Выбрать главу

«Почему, Гриша?»

«Восемь лет... Надя, восемь лет, пока я возглавлял российскую кооперацию в деревне, мы нащупывали конкретные формы того, о чём Владимир Ильич говорил лишь в общих чертах... И мы вышли на этот ленинский путь! Шаг за шагом... Вот, Надя, когда была помощь нашего государства миллионам Заикиных. Мы создавали фундамент для строительства той социалистической деревни, на которое Ленин определил несколько десятилетий, мирного строительства... И внезапно, в один год, одним ударом...»

«Что, Гриша?»

«Всё, что было создано, что давало такие результаты!.. Да, да... Одним ударом. Двадцать девятый год... Коллективизация, предложенная Политбюро, варварские темпы, разорение середнячества, насильственный метод».

«Сталин?»

«Тише, Надя, тише... Ты погубишь себя. Я не мог разобраться... Тогда, в двадцать девятом, не мог. Пойми, как это трудно! Как невыносимо трудно... Он строит социализм. Такой Сталин в глазах народа. И он возглавляет партию. Выступить против Сталина? Да это же раскол! Страх перед расколом единственной правящей партии... И вдруг! Разрушена кооперация, наше вставшее на ноги детище, которое уже кормит всю страну... Уничтожен кооперативный рынок — он становился надёжным мостом между городом и деревней...»

«Тебе уже лучше, правда?»

«Да, лучше. Но, извини, я хочу договорить. И вот... Провести коллективизацию в три года. Видел: ошибаемся. Понимал: действуют какие-то силы, враждебные социализму. Что происходит? Кто? Ответов не было... К тому же в документах, в газетах — всё правильно. А в деревне — трагедия.

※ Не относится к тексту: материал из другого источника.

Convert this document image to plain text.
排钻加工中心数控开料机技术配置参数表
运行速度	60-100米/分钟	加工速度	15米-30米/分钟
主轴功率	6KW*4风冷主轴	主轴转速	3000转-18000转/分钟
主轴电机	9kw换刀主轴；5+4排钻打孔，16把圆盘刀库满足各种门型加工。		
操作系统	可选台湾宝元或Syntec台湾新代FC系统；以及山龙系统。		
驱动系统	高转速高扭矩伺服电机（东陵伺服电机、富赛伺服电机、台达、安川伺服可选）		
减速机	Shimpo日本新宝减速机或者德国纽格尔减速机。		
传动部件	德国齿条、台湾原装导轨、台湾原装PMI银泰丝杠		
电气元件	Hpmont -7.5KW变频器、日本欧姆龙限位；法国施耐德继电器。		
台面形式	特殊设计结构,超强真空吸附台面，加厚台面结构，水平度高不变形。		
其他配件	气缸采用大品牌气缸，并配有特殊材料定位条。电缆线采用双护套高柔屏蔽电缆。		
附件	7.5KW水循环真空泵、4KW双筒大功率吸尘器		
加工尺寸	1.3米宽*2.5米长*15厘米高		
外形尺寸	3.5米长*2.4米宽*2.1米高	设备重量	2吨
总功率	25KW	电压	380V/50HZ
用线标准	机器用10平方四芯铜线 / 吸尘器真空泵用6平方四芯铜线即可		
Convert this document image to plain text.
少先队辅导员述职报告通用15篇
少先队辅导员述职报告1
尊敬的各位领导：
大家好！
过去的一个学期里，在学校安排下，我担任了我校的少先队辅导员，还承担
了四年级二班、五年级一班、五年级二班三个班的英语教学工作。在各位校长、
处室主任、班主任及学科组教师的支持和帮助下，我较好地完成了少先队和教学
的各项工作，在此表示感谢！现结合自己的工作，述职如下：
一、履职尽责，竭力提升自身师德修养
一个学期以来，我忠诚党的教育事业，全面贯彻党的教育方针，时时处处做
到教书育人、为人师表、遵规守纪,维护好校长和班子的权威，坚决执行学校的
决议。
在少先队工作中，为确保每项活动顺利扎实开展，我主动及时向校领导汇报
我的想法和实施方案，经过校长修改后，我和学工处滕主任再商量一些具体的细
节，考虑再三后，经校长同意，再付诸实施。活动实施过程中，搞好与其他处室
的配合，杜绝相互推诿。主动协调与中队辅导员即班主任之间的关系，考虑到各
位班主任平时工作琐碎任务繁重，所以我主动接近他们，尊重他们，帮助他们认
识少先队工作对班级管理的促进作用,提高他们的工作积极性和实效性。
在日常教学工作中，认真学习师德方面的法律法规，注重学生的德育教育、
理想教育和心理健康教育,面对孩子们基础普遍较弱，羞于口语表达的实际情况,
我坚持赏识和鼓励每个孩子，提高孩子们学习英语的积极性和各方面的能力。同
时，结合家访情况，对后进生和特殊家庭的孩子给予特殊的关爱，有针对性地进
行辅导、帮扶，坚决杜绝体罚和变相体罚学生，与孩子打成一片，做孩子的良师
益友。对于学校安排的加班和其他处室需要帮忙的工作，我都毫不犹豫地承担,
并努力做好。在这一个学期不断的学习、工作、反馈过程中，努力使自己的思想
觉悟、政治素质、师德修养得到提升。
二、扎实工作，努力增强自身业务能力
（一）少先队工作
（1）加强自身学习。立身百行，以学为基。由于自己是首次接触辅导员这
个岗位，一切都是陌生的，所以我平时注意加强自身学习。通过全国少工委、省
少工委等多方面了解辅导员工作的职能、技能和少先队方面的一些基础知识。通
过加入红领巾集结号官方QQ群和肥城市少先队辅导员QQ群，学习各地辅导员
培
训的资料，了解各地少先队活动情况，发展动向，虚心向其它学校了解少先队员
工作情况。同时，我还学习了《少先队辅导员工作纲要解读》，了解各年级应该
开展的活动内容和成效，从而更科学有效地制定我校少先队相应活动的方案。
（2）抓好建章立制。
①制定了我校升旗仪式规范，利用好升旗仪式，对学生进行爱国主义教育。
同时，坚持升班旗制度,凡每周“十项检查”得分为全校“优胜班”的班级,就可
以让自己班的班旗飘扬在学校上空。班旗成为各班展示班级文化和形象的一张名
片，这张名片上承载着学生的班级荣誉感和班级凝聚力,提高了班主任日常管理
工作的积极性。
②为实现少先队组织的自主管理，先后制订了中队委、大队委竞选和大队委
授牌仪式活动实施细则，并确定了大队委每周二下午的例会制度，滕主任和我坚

Мы губим середнячество — основную производительную силу на земле! Я выступил на пленуме Колхозцентра. Я написал письмо в Политбюро...»

«И что же?»

«На пленуме не услышали. Письмо осталось без ответа. Я отказался от председательства в Колхозцентре, который уже не был составной частью нашей разгромленной кооперации, его пристегнули к Наркомату земледелия. Меня и подталкивали к этому отказу... Со мной ушли почти все прежние работники. В новом Колхозцентре появились другие лица. Ты меня не спрашиваешь почему?..»

Но нет рядом Надежды...

Слепящий электрический свет, зелёные голые стены. Глазок поднялся и опустился на двери. Боль теперь ровная, тяжёлая, она неким густым единством живёт во всём теле, и к ней даже можно привыкнуть, не замечать её — для этого надо только не шевелиться.

Мысли, раскалённые мысли не дают покоя.

Почему же сегодня ты так рано ушла, моя любимая? Я даже не успел расспросить тебя о детях... Ты знаешь, Надя, о чём я думаю сейчас? Какой суд потомков нас ждёт?.. Я говорю о себе и о тех, кого мы объединили «чашкой чая» — так это мы назвали между собой накануне июньского Пленума. Да, именно так: в двадцать девятом мы ещё не все понимали... Последующие годы мы шли к мучительному постижению происходящего. Это чудовищное постижение через восемь лет привело нас к решению, которому в июне, на Пленуме ЦК партии, не суждено было свершиться. Суд истории над тем, что могло бы быть, но не произошло, впереди. Ведь когда-нибудь откроют для наших потомков все архивы...

Надя, любимая, жена моя! Необходимо правде смотреть в глаза. Может быть, мне осталось совсем немного. Может быть, завтра... Я обязан сказать тебе об одном своём самом тяжком выводе, к которому я пришёл окончательно недавно, несколько дней назад. Ты должна знать... Ведь я понимаю: у меня почти нет времени в этой жизни. Я стою у последней черты, подводя итоги. Да, два или три дня назад. После одного «допроса». Но поверь: голова была ясна и сердце билось спокойно... Я смотрел в эту зелёную стену, и я сказал себе: Россия — крестьянская держава. Вернее, была такой, когда мы её получили. Во имя счастья миллионов крестьянских семей-и совершена была величайшая революция. И что же? Мы им дали только восемь лет — с двадцать первого по двадцать девятый год. Восемь лет свободной жизни на своей земле. Потом — коллективизация... И я понял, как перед Страшным Судом: это величайшее преступление перед своим народом нам никогда не будет прощено... А сейчас, Надя, я говорю тебе, глядя в проклятую зелёную стену: в стране нет партии, которая может защитить интересы крестьянства!..

Декабрь 1917 года

...Поимённое голосование резолюции о власти, предложенной большевистской фракцией на заседании Тульского Совета рабочих и солдатских депутатов, закончилось в десять часов двадцать минут вечера.

Зал Народного дома, где заседал Совет, был наполовину пуст — его покинули делегации меньшевиков и эсеров. Но всё равно было душно, горели керосиновые лампы.